The company’s decision to not include the player in iOS 6 is rather strange, especially considering that the license can be easily renewed without much hassle. But maybe this is Apple’s way of going its own way, as it did with Apple Maps, ditching Google Maps. It is however believed, that Apple will allow Google to launch a YouTube app on the iTunes AppStore, so it’s not the end of the road after all. It won’t be as stable or tightly integrated with the OS as the native client though. Google will have to make the new YouTube app available in the AppStore before iOS 6 is made public.

Although there’s no reason for panic yet, it’s not long before the OS is launched for the public. Usually, Apple makes the latest version of iOS available to existing device as soon as a new iPhone is launched or maybe a week after that. The native iOS browser (Safari) can still play YouTube videos without much hassle, but users will be certainly deprived of the versatility of a native application.

Apple was pretty excited when it ditched Google Maps in favor of Apple Maps, though it can be considered a downgrade coming from G Maps since some features are missing.

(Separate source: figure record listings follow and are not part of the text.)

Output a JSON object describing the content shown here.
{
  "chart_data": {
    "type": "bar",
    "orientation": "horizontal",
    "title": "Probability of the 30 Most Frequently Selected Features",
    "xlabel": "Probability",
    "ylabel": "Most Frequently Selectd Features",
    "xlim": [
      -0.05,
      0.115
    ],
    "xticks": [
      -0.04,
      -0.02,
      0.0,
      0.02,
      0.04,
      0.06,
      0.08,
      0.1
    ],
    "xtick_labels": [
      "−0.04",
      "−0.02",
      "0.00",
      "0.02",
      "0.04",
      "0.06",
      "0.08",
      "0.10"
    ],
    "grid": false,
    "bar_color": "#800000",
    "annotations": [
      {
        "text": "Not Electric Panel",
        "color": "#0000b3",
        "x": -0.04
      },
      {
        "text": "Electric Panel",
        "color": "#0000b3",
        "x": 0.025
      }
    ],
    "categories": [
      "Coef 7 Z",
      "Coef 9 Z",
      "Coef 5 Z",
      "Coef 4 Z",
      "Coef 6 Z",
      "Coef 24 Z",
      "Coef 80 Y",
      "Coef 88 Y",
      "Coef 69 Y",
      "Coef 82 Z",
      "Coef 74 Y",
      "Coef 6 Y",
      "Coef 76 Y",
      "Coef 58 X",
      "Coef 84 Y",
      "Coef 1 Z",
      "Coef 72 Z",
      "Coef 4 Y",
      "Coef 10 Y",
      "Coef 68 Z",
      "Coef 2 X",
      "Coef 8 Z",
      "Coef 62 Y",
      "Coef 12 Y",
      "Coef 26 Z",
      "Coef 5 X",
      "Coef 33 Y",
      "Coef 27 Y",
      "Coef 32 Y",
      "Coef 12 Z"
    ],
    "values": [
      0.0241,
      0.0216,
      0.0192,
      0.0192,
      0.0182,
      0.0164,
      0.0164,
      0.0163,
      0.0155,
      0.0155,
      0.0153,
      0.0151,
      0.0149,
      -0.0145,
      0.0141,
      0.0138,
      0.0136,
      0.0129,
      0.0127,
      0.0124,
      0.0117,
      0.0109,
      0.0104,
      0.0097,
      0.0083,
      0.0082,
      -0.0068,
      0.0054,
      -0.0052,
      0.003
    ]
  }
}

However, the Siri integration and other fancy features shouldn’t make it that bad. Apple is slowly shying away from Google products, which is clear from the developments seen over the course of the months. While the switch to Apple Maps is understandable, the absence of the native YouTube app will really hurt the company’s cause in a major way. There are still a couple of months until the latest and stable release of iOS 6 is announced and made public, so a lot could change by then.